Frutti per l'avvenire ...

Efesini 4,7-16 e Luca 13,1-9

Per capire questo brano di Vangelo occorre allargare la conoscenza circa la pianta del fico. Una pianta biblica, che insieme alla vite, all'olivo, al mandorlo, al melograno ecc ..., rappresentano la flora arborea principale della Palestina e della Mesopotamia. Certamente il fico assume un valore positivo: le foglie di fico coprono la nudità dei progenitori dopo il peccato; il fico nella dolcezza del frutto è simbolo della saggezza e sapienza; come pure diviene il simbolo di Israele e dell'era messianica ecc ..., ma anche della legge e della sua "bontà".

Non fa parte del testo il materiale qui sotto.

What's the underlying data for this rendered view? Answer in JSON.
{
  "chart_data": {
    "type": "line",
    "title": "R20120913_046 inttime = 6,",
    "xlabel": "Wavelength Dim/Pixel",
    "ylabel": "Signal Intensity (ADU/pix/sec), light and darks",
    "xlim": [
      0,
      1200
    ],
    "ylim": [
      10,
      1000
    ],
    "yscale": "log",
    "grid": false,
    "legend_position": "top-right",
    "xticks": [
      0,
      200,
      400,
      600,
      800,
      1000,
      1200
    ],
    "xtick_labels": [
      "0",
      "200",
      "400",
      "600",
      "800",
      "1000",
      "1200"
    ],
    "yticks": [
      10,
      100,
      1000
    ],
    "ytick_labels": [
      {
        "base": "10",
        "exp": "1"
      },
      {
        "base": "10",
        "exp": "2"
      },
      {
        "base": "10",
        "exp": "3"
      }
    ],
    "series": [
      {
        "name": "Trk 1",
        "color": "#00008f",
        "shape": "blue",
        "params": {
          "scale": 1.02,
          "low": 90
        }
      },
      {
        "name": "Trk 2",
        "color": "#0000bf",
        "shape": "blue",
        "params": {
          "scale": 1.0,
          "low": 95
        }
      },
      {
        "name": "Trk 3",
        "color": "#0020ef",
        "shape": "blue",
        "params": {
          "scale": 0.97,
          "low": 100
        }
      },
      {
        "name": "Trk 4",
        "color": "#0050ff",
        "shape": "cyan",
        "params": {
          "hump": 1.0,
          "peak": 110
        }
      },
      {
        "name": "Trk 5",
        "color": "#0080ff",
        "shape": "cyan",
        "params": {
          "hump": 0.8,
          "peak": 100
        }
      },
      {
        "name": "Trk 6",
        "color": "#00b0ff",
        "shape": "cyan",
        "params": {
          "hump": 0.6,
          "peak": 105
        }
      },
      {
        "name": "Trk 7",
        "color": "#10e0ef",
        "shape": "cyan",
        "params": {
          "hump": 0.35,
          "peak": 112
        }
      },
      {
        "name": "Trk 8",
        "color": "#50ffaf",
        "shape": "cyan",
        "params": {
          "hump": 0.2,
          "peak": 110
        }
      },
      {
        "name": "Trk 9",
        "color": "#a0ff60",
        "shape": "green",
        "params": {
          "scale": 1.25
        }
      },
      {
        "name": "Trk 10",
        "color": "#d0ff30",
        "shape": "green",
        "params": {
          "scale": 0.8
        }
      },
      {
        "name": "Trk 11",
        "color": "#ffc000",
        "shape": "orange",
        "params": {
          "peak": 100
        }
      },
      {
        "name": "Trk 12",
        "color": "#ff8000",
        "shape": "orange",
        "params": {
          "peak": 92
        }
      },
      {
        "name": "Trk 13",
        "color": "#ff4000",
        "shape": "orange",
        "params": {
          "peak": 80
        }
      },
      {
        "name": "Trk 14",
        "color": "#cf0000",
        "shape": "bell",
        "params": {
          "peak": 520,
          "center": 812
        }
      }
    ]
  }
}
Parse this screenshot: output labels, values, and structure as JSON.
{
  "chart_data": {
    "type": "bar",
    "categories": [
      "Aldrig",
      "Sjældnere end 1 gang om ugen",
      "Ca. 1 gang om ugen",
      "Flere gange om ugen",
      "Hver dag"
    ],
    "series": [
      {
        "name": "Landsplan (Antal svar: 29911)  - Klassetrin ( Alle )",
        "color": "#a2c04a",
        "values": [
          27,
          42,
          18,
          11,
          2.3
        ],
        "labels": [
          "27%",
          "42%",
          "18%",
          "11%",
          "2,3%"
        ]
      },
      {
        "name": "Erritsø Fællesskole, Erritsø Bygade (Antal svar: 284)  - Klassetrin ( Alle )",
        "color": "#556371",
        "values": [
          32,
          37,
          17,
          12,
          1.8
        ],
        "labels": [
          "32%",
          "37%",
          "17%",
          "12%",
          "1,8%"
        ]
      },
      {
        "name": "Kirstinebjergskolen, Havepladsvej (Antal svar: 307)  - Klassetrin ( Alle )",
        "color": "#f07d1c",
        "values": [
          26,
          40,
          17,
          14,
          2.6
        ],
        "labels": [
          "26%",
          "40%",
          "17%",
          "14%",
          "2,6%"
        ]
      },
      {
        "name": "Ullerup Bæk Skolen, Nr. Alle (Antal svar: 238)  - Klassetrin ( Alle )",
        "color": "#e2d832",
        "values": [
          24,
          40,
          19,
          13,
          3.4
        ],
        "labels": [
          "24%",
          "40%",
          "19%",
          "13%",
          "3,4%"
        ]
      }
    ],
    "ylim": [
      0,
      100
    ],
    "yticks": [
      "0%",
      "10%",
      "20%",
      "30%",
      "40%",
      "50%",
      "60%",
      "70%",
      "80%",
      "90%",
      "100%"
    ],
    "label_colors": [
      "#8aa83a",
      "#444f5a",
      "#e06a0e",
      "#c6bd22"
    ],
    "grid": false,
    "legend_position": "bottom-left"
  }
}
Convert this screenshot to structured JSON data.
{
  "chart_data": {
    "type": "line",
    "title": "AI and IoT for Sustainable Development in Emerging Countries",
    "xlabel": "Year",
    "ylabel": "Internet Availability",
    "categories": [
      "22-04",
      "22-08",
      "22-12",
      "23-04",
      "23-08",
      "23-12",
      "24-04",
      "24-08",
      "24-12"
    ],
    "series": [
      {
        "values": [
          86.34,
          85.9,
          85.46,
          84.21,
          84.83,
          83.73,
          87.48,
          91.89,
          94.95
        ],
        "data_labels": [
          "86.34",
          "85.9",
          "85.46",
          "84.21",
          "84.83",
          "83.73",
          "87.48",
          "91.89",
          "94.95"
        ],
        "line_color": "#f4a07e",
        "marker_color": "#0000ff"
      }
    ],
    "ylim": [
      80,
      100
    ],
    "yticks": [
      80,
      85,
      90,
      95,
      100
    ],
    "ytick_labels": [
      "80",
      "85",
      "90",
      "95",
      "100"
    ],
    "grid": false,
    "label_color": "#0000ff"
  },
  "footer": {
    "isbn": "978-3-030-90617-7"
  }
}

Premesso tutto questo, riprendiamo le parole di Gesù di fonte alla durezza di lettura degli eventi che segnano la vita di Gerusalemme. Durezza di Scribi e Farisei, ma non solo. Durezza di una gran parte della gente che esige, di fronte alle vicende drammatiche, la consequenzialità col peccato, quasi la certezza del castigo di Dio ... Gesù delude questa prospettiva, aprendo invece lo sguardo alla comprensione della storia e della sue vicende nella prospettiva della nostra conversione. È il nostro cambiare rispetto a ciò che accade che determina la novità e il superamento della drammaticità dei limiti. La conversione è per Gesù frutto della misericordia, del perdono e della pazienza; prima di tutto di Dio, poi di tutti noi. Questa trasformazione misericordiosa è il frutto di fico che nasce a partire da Israele, che può richiedere attesa prolungata, ma che è sostenuto da una attesa insieme ad una promessa: "Padrone, lascialo ancora quest’anno, finché gli avrò zappato attorno e avrò messo il concime. Vedremo se porterà frutti ..."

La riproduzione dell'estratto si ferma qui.